The results of this exercise can be summarized as follows:

Optimizing the detection timing ideally increases the eye opening by a factor of $0.291/0.205 = 1.42$ , which corresponds to the signal-to-noise ratio gain of $20 \cdot {\rm lg} \, 1.42 \approx 3 \ \rm dB$ .
However, if the DFE functions only $50\%$ due to realization inaccuracies, then with $T_{\rm D} = \ –0.4T$ there is a degradation by the amplitude factor $0.291/0.066 \approx 4.4$ compared to the ideal DFE. For $T_{\rm D} = 0$ , this factor is much smaller with $2.05/0.072 \approx 3$ .
In fact, the actually worse system (with $T_{\rm D} = 0$ ) is superior to the actually better system (with $T_{\rm D} = \ –0.4T$ ) if the decision feedback works only $50\%$ . Then there is a signal-to-noise ratio loss of $20 \cdot {\rm lg} \, (0.072/0.066) \approx 0.75 \ \rm dB$ .
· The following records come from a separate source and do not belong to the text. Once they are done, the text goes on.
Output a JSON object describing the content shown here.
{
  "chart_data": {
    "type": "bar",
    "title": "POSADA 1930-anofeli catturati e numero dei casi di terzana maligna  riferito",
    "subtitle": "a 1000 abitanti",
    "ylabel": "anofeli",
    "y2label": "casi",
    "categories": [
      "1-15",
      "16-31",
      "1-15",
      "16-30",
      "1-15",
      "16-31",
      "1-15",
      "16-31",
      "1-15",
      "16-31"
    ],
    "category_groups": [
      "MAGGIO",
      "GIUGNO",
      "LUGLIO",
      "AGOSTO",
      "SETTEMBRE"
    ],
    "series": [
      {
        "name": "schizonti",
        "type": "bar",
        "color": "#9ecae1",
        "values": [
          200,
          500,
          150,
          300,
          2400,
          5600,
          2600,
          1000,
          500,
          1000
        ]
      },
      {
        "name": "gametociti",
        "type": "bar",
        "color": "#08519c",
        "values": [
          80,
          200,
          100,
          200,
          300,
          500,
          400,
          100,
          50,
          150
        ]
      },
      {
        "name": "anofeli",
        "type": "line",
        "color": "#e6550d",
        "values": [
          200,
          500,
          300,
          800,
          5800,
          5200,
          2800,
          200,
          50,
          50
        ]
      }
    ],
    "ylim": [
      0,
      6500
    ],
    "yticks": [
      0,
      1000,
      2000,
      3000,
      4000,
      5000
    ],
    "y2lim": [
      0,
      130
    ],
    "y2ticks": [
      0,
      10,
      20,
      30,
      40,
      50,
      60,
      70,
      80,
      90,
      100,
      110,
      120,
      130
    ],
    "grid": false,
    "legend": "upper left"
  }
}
One can generalize these statements: The larger the improvement by system optimization (here: the optimization of the detection time) is in the ideal case, the larger is also the degradation at non-ideal conditions, e.g., at tolerance-bounded realization.